Honig writes:
During oral argument on Donald Trump’s presidential-immunity claim back in January, District of Columbia Circuit Court of Appeals Judge Florence Pan posed this hypothetical: “Could a president who ordered SEAL Team Six to assassinate a political rival [and] who was not impeached, would he be subject to criminal prosecution?”Any idiot can see what Sauer was trying to do there, right? He was trying to make an outrageously maximalist case for Trump's immunity from prosecution, so when a majority of the justices on the Court give Trump a great deal of immunity, they'll be seen as making a moderate decision. He's moving the Overton window -- or you could say he's just starting a process of dealmaking with an outrageous ask, as dealmakers routinely do.
Trump’s attorney John Sauer — Rhodes Scholar, Harvard Law School grad, Supreme Court clerk, former solicitor general of Missouri — gave this astonishing answer: “If he were impeached and convicted first.” Pan incisively replied, “So your answer is ‘no.’” Sauer tried to recast his response as a “qualified ‘yes,’” but the damage was done. The hypothetical resurfaced during Supreme Court oral arguments with a bit of additional hedging by Trump’s team, but their bottom-line position remained mostly unchanged.

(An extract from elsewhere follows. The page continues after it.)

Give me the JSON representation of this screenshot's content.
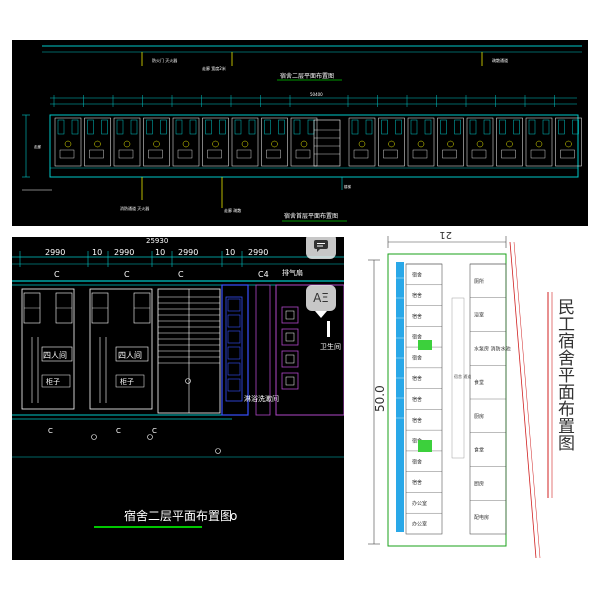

Sauer’s answer to the SEAL Team Six question, on Trump’s behalf, is wrong, reckless, and self-defeating. It’s also entirely unnecessary to the argument he needed to make and to how the Supreme Court will likely rule.

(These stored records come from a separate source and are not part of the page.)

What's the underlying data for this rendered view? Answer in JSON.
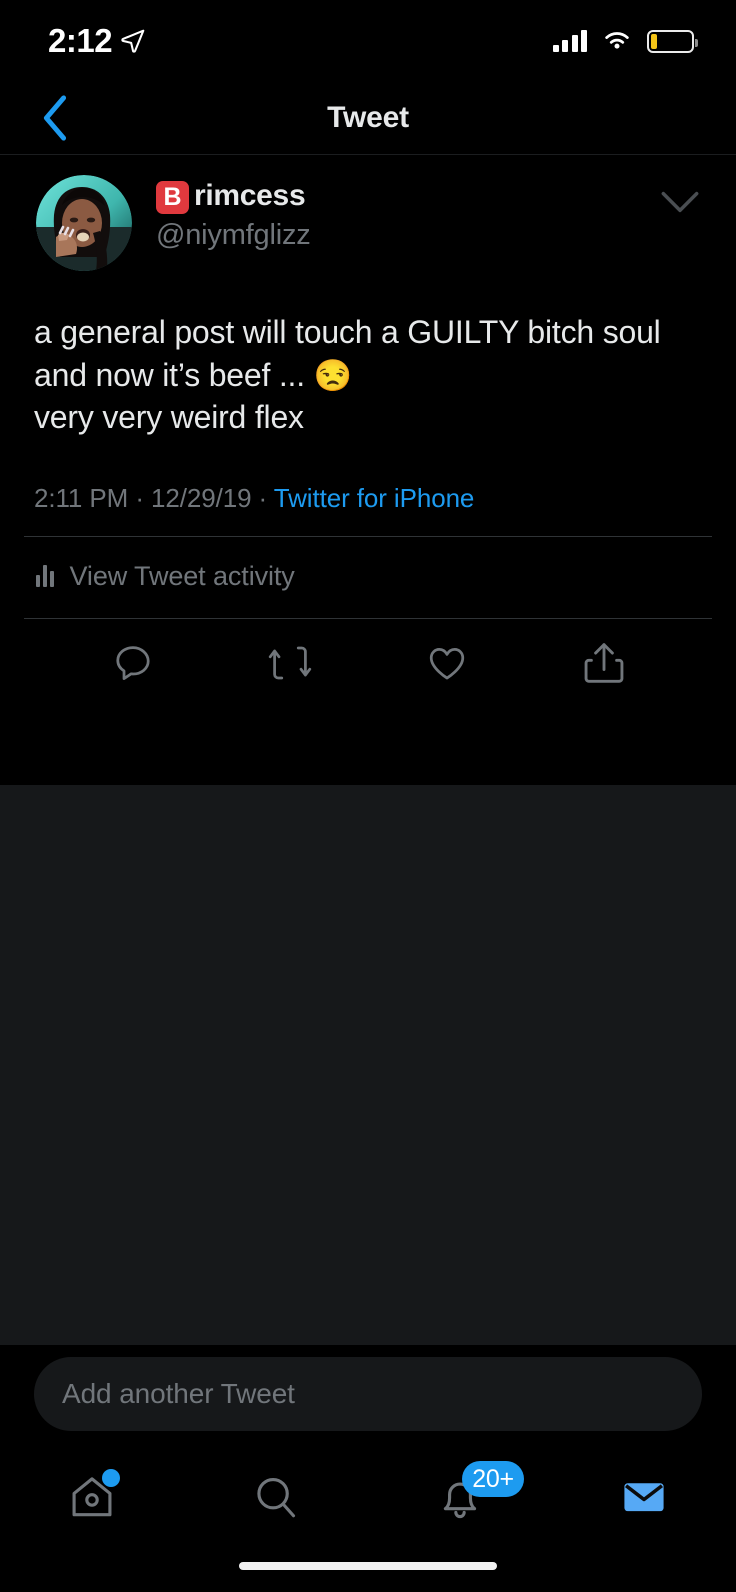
{
  "status_bar": {
    "time": "2:12",
    "location_icon": "location-arrow-icon",
    "signal_icon": "cellular-signal-icon",
    "wifi_icon": "wifi-icon",
    "battery_icon": "battery-low-icon",
    "battery_level_percent": 15,
    "battery_color": "#f5c518"
  },
  "nav": {
    "back_icon": "chevron-left-icon",
    "title": "Tweet",
    "accent_color": "#1d9bf0"
  },
  "tweet": {
    "avatar": "user-avatar",
    "display_name_emoji": "B",
    "display_name": "rimcess",
    "handle": "@niymfglizz",
    "caret_icon": "chevron-down-icon",
    "text": "a general post will touch a GUILTY bitch soul and now it’s beef ... ",
    "text_emoji": "😒",
    "text_line2": "very very weird flex",
    "time": "2:11 PM",
    "separator_1": " · ",
    "date": "12/29/19",
    "separator_2": " · ",
    "source": "Twitter for iPhone",
    "activity_icon": "analytics-bars-icon",
    "activity_label": "View Tweet activity",
    "actions": [
      {
        "name": "reply-icon",
        "label": "Reply",
        "count": ""
      },
      {
        "name": "retweet-icon",
        "label": "Retweet",
        "count": ""
      },
      {
        "name": "like-icon",
        "label": "Like",
        "count": ""
      },
      {
        "name": "share-icon",
        "label": "Share",
        "count": ""
      }
    ]
  },
  "compose": {
    "placeholder": "Add another Tweet"
  },
  "tabbar": {
    "items": [
      {
        "name": "tab-home",
        "icon": "home-icon",
        "badge": "",
        "badge_type": "dot",
        "active": false
      },
      {
        "name": "tab-search",
        "icon": "search-icon",
        "badge": "",
        "badge_type": "none",
        "active": false
      },
      {
        "name": "tab-notifications",
        "icon": "bell-icon",
        "badge": "20+",
        "badge_type": "count",
        "active": false
      },
      {
        "name": "tab-messages",
        "icon": "envelope-icon",
        "badge": "",
        "badge_type": "none",
        "active": true
      }
    ]
  },
  "theme": {
    "background": "#000000",
    "surface": "#16181a",
    "text_primary": "#e7e9ea",
    "text_secondary": "#71767b",
    "accent": "#1d9bf0",
    "divider": "#2f3336"
  }
}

Honig can't possibly fail to grasp this, can he? Can he?
Yes, he can:
Here’s a better answer, which Trump’s team could and should have given: “Of course, a president who ordered SEAL Team Six to assassinate a political rival can be indicted. In fact, this scenario helpfully illustrates our point. The relevant question is whether the charged conduct is within or beyond the outer perimeter of the president’s official job. Obviously, an assassination plot would fall outside and the president would not be immune. But we maintain here that some of the conduct charged against our client was within the scope of the president’s job and therefore entitled to protection from prosecution.”So Honig believes that Sauer -- who, like a majority of the justices on the Supreme Court, is affiliated with the Federalist Society, and thus will be recognized by those justices as someone who's on their team -- should have started the bidding by asking for exactly what his client would settle for, instead of asking for more. That's how Honig thinks this works.

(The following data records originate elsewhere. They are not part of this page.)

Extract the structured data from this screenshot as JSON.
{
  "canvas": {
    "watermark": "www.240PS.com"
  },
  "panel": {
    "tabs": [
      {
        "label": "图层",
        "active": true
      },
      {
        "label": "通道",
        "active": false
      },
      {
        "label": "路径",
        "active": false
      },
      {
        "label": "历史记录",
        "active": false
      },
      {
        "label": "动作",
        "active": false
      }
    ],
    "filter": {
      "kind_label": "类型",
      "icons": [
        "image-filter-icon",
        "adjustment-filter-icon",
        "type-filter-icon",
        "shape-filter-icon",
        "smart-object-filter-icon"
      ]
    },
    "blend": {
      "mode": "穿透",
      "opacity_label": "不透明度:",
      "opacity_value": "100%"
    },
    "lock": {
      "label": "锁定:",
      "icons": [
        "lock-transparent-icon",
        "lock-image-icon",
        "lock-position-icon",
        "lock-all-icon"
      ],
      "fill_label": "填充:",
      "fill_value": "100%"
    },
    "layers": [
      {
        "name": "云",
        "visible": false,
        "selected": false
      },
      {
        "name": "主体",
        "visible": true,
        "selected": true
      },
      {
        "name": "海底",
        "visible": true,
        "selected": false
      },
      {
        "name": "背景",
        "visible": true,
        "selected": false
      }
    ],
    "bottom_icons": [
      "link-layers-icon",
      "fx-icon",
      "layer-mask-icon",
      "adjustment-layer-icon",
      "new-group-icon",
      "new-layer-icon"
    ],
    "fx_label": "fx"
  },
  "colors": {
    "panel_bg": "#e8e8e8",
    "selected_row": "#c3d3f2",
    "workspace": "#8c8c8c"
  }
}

When, any day now, the Supreme Court rules on criminal immunity, bank on this: The justices will not permit a scenario in which a president can put a hit on a political rival and evade prosecution.Probably not.
Indeed, the Supreme Court can — and I believe will — firmly reject Trump’s SEAL Team Six response but still establish a more limited (and more sane) variation of presidential immunity.I think it will be more limited, though I don't think it will be "sane." I expect the justices to give Trump a tremendous amount of immunity, stopping just short of saying he can lawfully order the assassination of a political rival. And they're counting on that to look like a reasonable decision in part because Trump and his legal team had such an unreasonable ask.
Does Elie Honig serioudly not understand this? Is this the best the mainstream media can do for legal commentary?